The synagogue was a Jewish place of worship. It was the place where the religious leaders often gathered. However, the prominent sects of Judaism during the time of CHRIST---the Pharisees, the Sadducees and Essenes [some might even include the Zealots], however believed themselves “separate” from each other and often the people.
The name “Pharisee” by definition meant “separated one” for they saw themselves as Hebrews who “separated themselves” from every kind of impurity, according the Mosaic law of purity. The Pharisees were so caught up in the “letter of the law”-- ritualistic hand washing, avoiding “sin” and “sinners”-- that they often missed “the SPIRIT of GOD’s law,” which JESUS demonstrated and lived.

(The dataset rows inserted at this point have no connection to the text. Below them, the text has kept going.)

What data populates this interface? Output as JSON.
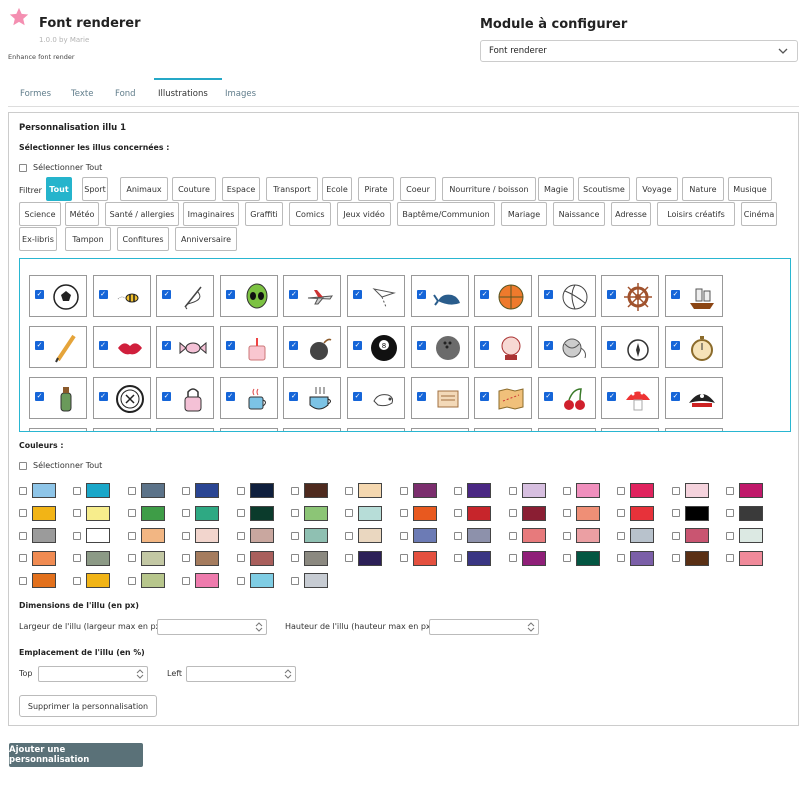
{
  "header": {
    "app_title": "Font renderer",
    "app_version": "1.0.0 by Marie",
    "app_description": "Enhance font render",
    "module_title": "Module à configurer",
    "module_select_value": "Font renderer",
    "logo_icon": "star-icon",
    "logo_color": "#f48fb1"
  },
  "tabs": [
    "Formes",
    "Texte",
    "Fond",
    "Illustrations",
    "Images"
  ],
  "active_tab": "Illustrations",
  "customization": {
    "title": "Personnalisation illu 1",
    "illus_label": "Sélectionner les illus concernées :",
    "select_all_label": "Sélectionner Tout",
    "filter_label": "Filtrer",
    "filters": [
      "Tout",
      "Sport",
      "Animaux",
      "Couture",
      "Espace",
      "Transport",
      "Ecole",
      "Pirate",
      "Coeur",
      "Nourriture / boisson",
      "Magie",
      "Scoutisme",
      "Voyage",
      "Nature",
      "Musique",
      "Science",
      "Météo",
      "Santé / allergies",
      "Imaginaires",
      "Graffiti",
      "Comics",
      "Jeux vidéo",
      "Baptême/Communion",
      "Mariage",
      "Naissance",
      "Adresse",
      "Loisirs créatifs",
      "Cinéma",
      "Ex-libris",
      "Tampon",
      "Confitures",
      "Anniversaire"
    ],
    "active_filter": "Tout",
    "illustrations": [
      {
        "name": "soccer-ball-icon",
        "checked": true
      },
      {
        "name": "bee-icon",
        "checked": true
      },
      {
        "name": "needle-thread-icon",
        "checked": true
      },
      {
        "name": "alien-icon",
        "checked": true
      },
      {
        "name": "airplane-icon",
        "checked": true
      },
      {
        "name": "paper-plane-icon",
        "checked": true
      },
      {
        "name": "whale-icon",
        "checked": true
      },
      {
        "name": "basketball-icon",
        "checked": true
      },
      {
        "name": "volleyball-icon",
        "checked": true
      },
      {
        "name": "ship-wheel-icon",
        "checked": true
      },
      {
        "name": "pirate-ship-icon",
        "checked": true
      },
      {
        "name": "pencil-icon",
        "checked": true
      },
      {
        "name": "lips-icon",
        "checked": true
      },
      {
        "name": "candy-icon",
        "checked": true
      },
      {
        "name": "birthday-cake-icon",
        "checked": true
      },
      {
        "name": "bomb-icon",
        "checked": true
      },
      {
        "name": "eight-ball-icon",
        "checked": true
      },
      {
        "name": "bowling-ball-icon",
        "checked": true
      },
      {
        "name": "crystal-ball-icon",
        "checked": true
      },
      {
        "name": "yarn-ball-icon",
        "checked": true
      },
      {
        "name": "compass-icon",
        "checked": true
      },
      {
        "name": "stopwatch-icon",
        "checked": true
      },
      {
        "name": "message-bottle-icon",
        "checked": true
      },
      {
        "name": "button-icon",
        "checked": true
      },
      {
        "name": "padlock-icon",
        "checked": true
      },
      {
        "name": "coffee-mug-icon",
        "checked": true
      },
      {
        "name": "teacup-icon",
        "checked": true
      },
      {
        "name": "chameleon-icon",
        "checked": true
      },
      {
        "name": "scroll-icon",
        "checked": true
      },
      {
        "name": "treasure-map-icon",
        "checked": true
      },
      {
        "name": "cherries-icon",
        "checked": true
      },
      {
        "name": "mushroom-icon",
        "checked": true
      },
      {
        "name": "pirate-hat-icon",
        "checked": true
      }
    ]
  },
  "colors": {
    "label": "Couleurs :",
    "select_all_label": "Sélectionner Tout",
    "rows": [
      [
        "#8ec5e8",
        "#1aa7c9",
        "#5c7389",
        "#2a4593",
        "#0f1f3d",
        "#4e2a1e",
        "#f5d8b0",
        "#7b2e6e",
        "#4a2783",
        "#d7bfe0",
        "#f08fbd",
        "#e0235e",
        "#f5d3dd",
        "#c0186a"
      ],
      [
        "#f2b416",
        "#f7ed8c",
        "#3e9d47",
        "#2ea983",
        "#0b3b2c",
        "#8cc576",
        "#b7ddd8",
        "#e8591f",
        "#c7252b",
        "#8a1e33",
        "#ef8f76",
        "#e7323a",
        "#000000",
        "#3a3a3a"
      ],
      [
        "#9b9b9b",
        "#ffffff",
        "#f2b683",
        "#f2d5cd",
        "#c9a79f",
        "#8fc0b2",
        "#ead7c0",
        "#6c7bb5",
        "#8d91ab",
        "#e77a7c",
        "#eb9fa3",
        "#b8c2cc",
        "#c95571",
        "#dce9e3"
      ],
      [
        "#f08b52",
        "#8c9a86",
        "#c3c8a4",
        "#a57c5e",
        "#a95f5c",
        "#8b8980",
        "#2c2057",
        "#e4503f",
        "#3a3683",
        "#8f1f78",
        "#035642",
        "#7b5fa8",
        "#5a3015",
        "#f08a9a"
      ],
      [
        "#e2701c",
        "#f1b416",
        "#b7c68c",
        "#ee7bad",
        "#7fcde4",
        "#c7ccd3"
      ]
    ]
  },
  "dimensions": {
    "title": "Dimensions de l'illu (en px)",
    "width_label": "Largeur de l'illu (largeur max en px)",
    "height_label": "Hauteur de l'illu (hauteur max en px)"
  },
  "placement": {
    "title": "Emplacement de l'illu (en %)",
    "top_label": "Top",
    "left_label": "Left"
  },
  "actions": {
    "delete_label": "Supprimer la personnalisation",
    "add_label": "Ajouter une personnalisation"
  }
}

According to Smith’s Bible Dictionary, there were seven kinds of Pharisees. One group was the “Bleeders. The Bleeders avoided looking at women, shut their eyes and so bump their heads.” The Pharisee probably walked by this woman every day, as if she were part of the dirt on the road. They did not “see” the woman and some, like the “Bleeders” would have looked away or intentionally crossed over to the other side. This woman was not part of “their world” or “their community.” The idea that someone would interact in public with this woman, extend a hand to this woman must have been an “incomprehensible lesson” for the Pharisee. Many a Pharisee would vehemently proclaim to love GOD and the Mosaic law---but not this woman.
When JESUS had compassion for this bent over woman, HE was teaching a lesson on love. HE was trying to show that in order to love GOD, we must love “one another,” including “the lost,” and “the bent over.” HE also wanted us to know that no matter “how bent over” and “bent out of shape” we may be, HE can lift our burdens, straighten out our lives and set us free.